NEW YORK – Who's sluggish now? With the official split of Viacom Inc.'s fast-moving MTV Networks and Paramount film studios from CBS Corp. (CBS) completed on Tuesday, CBS stock jumped 5 percent even as shares of the newly independent Viacom Inc. (VIAB) were flat.
CBS now once and for all hopes to shed its reputation, cemented by years of trailing television ratings and, at one time, the media industry's oldest audience, and sees growth in finding new outlets for its vast library of shows.
"People are realizing that there's a lot of value in CBS at the current price," Chris Marangi, an analyst at Gabelli & Co., an affiliate of which owns about 10 million shares of Viacom.
Still, the split of CBS and Viacom, first announced last June, comes as viewers are being lured away from traditional media by the Internet, video games and portable media players such as Apple's iPod digital music and video player.
These trends show no signs of abating, analysts say, and raise big questions about the future of the CBS TV, radio and outdoor advertising enterprise along with the rest of traditional media.
CBS chief executive Leslie Moonves sees opportunities where critics see obstacles.
"You're not going to see us sitting on our heels and become a utility company," told Reuters in a phone interview on Tuesday.
CBS's top priorities this year will be to fend off challengers on television while seeking new revenue from distributors for its broadcasts, and use new technology to mine new categories of viewers.
Media industry peers are eyeing the results of the split closely as a test of the ongoing dismantling of media conglomerates forged through several decades of mergers and acquisitions.

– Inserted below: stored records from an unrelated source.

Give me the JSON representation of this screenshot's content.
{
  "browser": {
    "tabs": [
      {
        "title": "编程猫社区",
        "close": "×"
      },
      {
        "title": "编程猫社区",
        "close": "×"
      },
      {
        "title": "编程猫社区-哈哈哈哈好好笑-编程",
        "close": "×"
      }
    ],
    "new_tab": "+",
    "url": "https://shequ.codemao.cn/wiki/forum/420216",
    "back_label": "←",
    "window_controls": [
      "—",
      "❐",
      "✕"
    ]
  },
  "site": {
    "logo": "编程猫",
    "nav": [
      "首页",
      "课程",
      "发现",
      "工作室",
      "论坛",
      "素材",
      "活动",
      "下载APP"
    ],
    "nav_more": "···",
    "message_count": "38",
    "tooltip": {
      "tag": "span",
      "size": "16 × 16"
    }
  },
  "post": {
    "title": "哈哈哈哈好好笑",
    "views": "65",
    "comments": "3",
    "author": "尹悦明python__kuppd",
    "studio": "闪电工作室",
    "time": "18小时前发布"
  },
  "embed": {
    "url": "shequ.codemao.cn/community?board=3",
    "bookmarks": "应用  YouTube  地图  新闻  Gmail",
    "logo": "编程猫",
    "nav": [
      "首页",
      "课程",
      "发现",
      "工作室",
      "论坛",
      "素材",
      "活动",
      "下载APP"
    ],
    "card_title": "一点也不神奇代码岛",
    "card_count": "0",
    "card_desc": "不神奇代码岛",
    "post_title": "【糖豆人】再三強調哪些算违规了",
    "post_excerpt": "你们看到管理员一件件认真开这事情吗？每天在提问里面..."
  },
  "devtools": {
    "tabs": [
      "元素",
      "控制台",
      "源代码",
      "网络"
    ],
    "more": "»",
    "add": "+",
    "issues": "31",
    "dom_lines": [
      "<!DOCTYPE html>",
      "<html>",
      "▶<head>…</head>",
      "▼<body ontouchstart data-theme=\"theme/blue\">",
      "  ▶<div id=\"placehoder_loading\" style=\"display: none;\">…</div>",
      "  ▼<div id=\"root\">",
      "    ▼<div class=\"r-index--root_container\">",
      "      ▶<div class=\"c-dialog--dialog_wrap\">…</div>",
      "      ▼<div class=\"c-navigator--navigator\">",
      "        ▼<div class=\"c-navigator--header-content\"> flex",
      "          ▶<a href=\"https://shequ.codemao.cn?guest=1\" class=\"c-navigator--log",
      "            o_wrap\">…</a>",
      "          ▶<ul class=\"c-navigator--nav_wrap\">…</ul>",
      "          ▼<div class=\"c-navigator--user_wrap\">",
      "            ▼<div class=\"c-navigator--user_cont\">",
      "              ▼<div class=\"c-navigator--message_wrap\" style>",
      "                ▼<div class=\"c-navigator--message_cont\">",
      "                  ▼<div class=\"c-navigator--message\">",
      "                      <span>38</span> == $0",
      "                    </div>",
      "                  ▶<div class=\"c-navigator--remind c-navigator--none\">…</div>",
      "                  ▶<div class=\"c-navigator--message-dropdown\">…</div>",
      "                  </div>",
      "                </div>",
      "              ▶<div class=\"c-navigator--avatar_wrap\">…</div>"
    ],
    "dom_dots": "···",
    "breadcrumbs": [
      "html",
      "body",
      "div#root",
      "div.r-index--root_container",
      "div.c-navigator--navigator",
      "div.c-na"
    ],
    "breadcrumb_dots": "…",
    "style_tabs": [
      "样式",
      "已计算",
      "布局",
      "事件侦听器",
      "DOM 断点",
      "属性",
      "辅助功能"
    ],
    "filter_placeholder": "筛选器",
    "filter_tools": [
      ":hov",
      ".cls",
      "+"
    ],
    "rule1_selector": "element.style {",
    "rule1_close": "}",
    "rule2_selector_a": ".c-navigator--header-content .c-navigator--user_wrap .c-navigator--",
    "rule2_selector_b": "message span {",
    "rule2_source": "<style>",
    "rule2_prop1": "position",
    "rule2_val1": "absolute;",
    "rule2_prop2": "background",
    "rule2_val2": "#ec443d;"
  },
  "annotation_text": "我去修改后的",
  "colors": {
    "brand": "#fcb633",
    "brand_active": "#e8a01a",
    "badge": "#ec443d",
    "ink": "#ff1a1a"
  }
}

For example, Time Warner Inc. (TWX), the world's largest media company, is fending off heavy pressure from activist shareholder Carl Icahn to consider breaking itself apart.
CBS and the new Viacom aim to appeal to different classes of shareholders, with those seeking dividends and who are attracted to higher cash flows drawn to CBS, the company has said.
Early Wall Street sentiment appeared positive. Prudential Securities initiated coverage of CBS with a $30 price target and an "overweight" or buy rating, citing a "compelling valuation."
Gabelli's Marangi said CBS is a bargain as it trades at an enterprise value of eight times its 2006 earnings before interest, tax, depreciation and amortization, and below the big media peers' average of about 10, a common measure of media company value, as they usually carry high levels of debt.
The new Viacom was trading at an enterprise value of 11.
Some optimism over CBS' prospects comes from Moonves' plan to explore sending CBS-owned properties to just about any distribution medium available, a sentiment he reaffirmed on Tuesday.
"Anybody that wants our content, we'll make deals with them," Moonves said.
He has said recently that CBS was in discussions with many distributors, including Apple Computer Inc.'s (AAPL) iTunes service and satellite TV provider DirecTV Group Inc. (DTV).
The company signed a deal in November with top U.S. cable operator Comcast Corp. (CMCSA) to offer its shows on video-on-demand for 99 cents per episode.
CBS shares rose 70 cents, or 2.75 percent, to $26.20; the new Viacom shares rose 44 cents, or 1.07 percent, to $41.59 on the New York Stock Exchange.